De setting van deze roman is weliswaar modern, maar heeft ook iets tijdloos, zelfs bijbels, met zijn rivaliserende tweelingbroers en vissers die hun netten uitwerpen alsof ze op het meer van Galilea voeren. Dat komt zelfs tot uiting in de taal:

Links renden de krabben verschrikt over het hagelwitte strand aan de baai, alsof de dag des oordeels was afgekondigd en ze hun holletjes opzochten om aan God te ontkomen.

Het voortdurend wisselende vertelperspectief, waarbij bijvoorbeeld ook de geesteszieke, op het eerste gezicht wartaal uitslaande moeder van de tweeling aan het woord komt (‘Waterig fonkelt de maan. Maan die het vers kruisigt […]’), doet dan weer denken aan Faulkners The Sound and the Fury.
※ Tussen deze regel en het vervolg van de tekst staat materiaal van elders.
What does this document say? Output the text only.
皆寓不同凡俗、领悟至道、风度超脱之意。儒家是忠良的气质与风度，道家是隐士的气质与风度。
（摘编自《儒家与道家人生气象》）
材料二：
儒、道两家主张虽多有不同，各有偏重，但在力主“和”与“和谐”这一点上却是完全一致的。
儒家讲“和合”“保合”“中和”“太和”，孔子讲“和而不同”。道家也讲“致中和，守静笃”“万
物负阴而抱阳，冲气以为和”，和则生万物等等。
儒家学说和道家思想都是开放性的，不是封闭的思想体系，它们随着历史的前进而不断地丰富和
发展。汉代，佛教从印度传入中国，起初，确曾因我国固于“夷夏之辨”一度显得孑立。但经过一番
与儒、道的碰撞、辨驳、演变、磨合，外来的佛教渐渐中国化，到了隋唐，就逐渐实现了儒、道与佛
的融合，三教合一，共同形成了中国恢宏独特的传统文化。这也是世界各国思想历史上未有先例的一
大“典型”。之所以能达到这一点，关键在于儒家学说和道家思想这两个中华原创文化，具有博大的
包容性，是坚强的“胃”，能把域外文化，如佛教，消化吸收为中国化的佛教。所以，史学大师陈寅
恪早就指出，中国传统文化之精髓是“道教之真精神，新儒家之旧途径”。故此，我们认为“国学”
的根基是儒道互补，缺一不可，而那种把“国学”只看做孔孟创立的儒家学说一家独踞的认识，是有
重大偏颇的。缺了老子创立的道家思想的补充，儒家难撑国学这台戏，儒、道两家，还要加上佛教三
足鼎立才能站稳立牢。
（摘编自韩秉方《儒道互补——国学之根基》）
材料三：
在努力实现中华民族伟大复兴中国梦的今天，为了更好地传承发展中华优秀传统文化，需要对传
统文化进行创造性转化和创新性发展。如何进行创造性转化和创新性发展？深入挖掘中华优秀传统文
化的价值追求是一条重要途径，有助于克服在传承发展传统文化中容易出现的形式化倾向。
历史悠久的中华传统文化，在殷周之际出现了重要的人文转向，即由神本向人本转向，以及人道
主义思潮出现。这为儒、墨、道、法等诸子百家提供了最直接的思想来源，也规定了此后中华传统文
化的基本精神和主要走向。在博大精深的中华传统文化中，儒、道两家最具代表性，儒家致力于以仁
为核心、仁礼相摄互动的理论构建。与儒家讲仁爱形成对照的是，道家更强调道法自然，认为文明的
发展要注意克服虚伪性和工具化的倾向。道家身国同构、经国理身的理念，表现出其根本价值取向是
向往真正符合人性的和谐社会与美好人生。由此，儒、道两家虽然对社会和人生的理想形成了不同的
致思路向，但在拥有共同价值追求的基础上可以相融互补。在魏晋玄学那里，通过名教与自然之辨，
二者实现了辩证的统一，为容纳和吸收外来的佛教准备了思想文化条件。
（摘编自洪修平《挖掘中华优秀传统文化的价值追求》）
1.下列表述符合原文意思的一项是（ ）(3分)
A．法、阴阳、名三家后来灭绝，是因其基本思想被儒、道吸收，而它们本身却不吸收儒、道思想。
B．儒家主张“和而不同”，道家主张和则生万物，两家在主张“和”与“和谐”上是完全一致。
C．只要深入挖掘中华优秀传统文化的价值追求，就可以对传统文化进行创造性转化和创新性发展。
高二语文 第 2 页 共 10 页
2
Maar het gevecht met de zee, die haast een personage wordt, roept toch vooral herinneringen op aan Hemingways De oude man en de zee, of zelfs Melvilles Moby Dick.

Misschien kan de constante dreiging van het natuurgeweld in dit boek zelfs worden opgevat als metafoor voor het maatschappelijke geweld dat elk moment kan losbarsten in Colombia:

De zon zakte verder achter de horizon en zoog zich vol kleur. Afgezien daarvan leek er niets te veranderen: het onweer bleef op zijn plaats, als een rotsvaste massa, de zeevogels lieten zich niet zien en de zee rimpelde onverstoorbaar. Maar elk moment kon de chaos opnieuw van alle kanten toeslaan, als rook en lava uit een vulkaan.

Het risico van een roman die zich grotendeels op zee afspeelt, is natuurlijk dat de lezer zich onvermijdelijk afvraagt of hij de vergelijking kan doorstaan met eerder genoemde grote romans, zeker als er een aantal bedekte verwijzingen naar roemrijke schrijvers in verwerkt worden. Jammer genoeg kan González de verwachtingen niet helemaal inlossen. Het gevecht met de elementen werd bijvoorbeeld in Moby Dick al met meer brille beschreven en mist in dit boek vaart. Zelfs in het heetst van de strijd klinkt het nogal statisch:

De boot, verlicht door zijn eigen lantaarn en die van Javier, en door de opeenvolgende bliksemstralen, koerste door deinende watermassa’s, nu eens aangetrokken door de zwartste duisternis van het hemelgewelf, dan weer door de zeebodem.

Ook het plotse ethische dilemma waarmee de tweeling wordt geconfronteerd als hun vader overboord slaat, heeft niet de urgentie die de auteur wellicht nastreefde. Voeg daar nog de teleurstellende anticlimax aan toe waarmee deze roman eindigt, en we kunnen moeilijk van een meesterwerk spreken.

Daan Pieters

Tomás González – Ontij. Uit het Spaans vertaald door Jos den Bekker. Atlas Contact, Amsterdam. 192 blz. € 19,99.